# Our Crufts adventure



## Oenoke (Oct 17, 2009)

Sorry no agility pics, hopefully I'll get some later.

Skye making herself at home in the hotel!



























Then she decided to have a nap in the soft crate.









Then she saw herself in the mirror.









Aren't I beautiful!









On the bench when we arrived.









With her 4th place rosette from the agility.
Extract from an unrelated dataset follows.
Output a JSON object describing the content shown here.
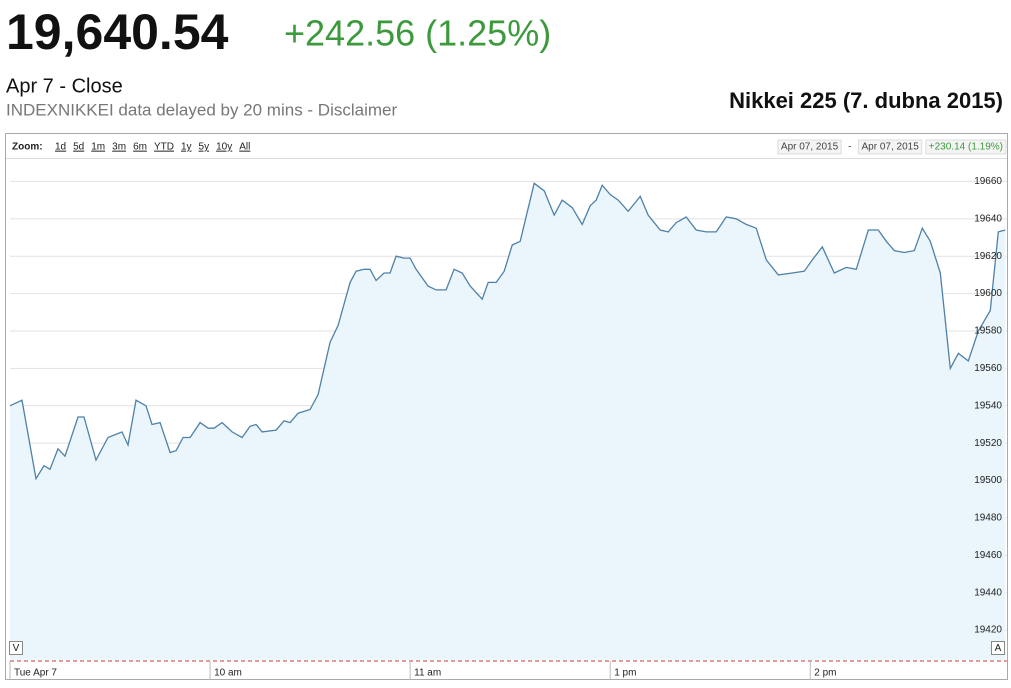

Me with Skye (I hate my picture!!!)









And Skye posing


----------



## mezzer (Oct 6, 2009)

Great photo's...I especially love the pic of her looking at herself in the mirror, she looks so surprised. Actually "Little Red Riding Hood" springs to mind if you put a bonnet and glasses on her, lol
Welldone in the Agility :thumbup:


----------



## kat&molly (Mar 2, 2011)

Lovely pics, I also love the mirror one. Well done both on 4th place


----------



## westie~ma (Mar 16, 2009)

Lovely photos  congratulations on 4th, she's a real stunner xx


----------



## Nicky10 (Jan 11, 2010)

She's gorgeous looked like she was having fun on the agility course yesterday


----------



## new westie owner (Apr 30, 2010)

Well done Skye :thumbup:


----------



## Dally Banjo (Oct 22, 2009)

Great pics & well done :thumbup: we watched some last night, brilliant


----------



## Cleo38 (Jan 22, 2010)

Great pics!! Well done!


----------



## Jackie99 (Mar 5, 2010)

Brilliant, hope everyone who goes does the same!!


----------



## portiaa (Dec 10, 2010)

Great pictures! Well done.


----------



## jopetportraits (Feb 28, 2011)

Well done Skye:thumbup::thumbup:


----------



## nutmeg (Sep 13, 2009)

Lovely photos


----------



## The3DChis (Jan 17, 2011)

Congrats!!
Skye is a beauty, her eyes are amazing|!!
Brill pics too!


----------



## slbrown2108 (Sep 15, 2009)

what a gorgeous girl xxx congrats on the agility im hoping to get maisie to some agility classes and then hopefully get her onto the activity register and take her to crufts


----------



## kaz_f (Mar 8, 2009)

Wonderful pics well done Skye!


----------



## katie200 (May 11, 2009)

beautiful photo lovely dogs :thumbup:


----------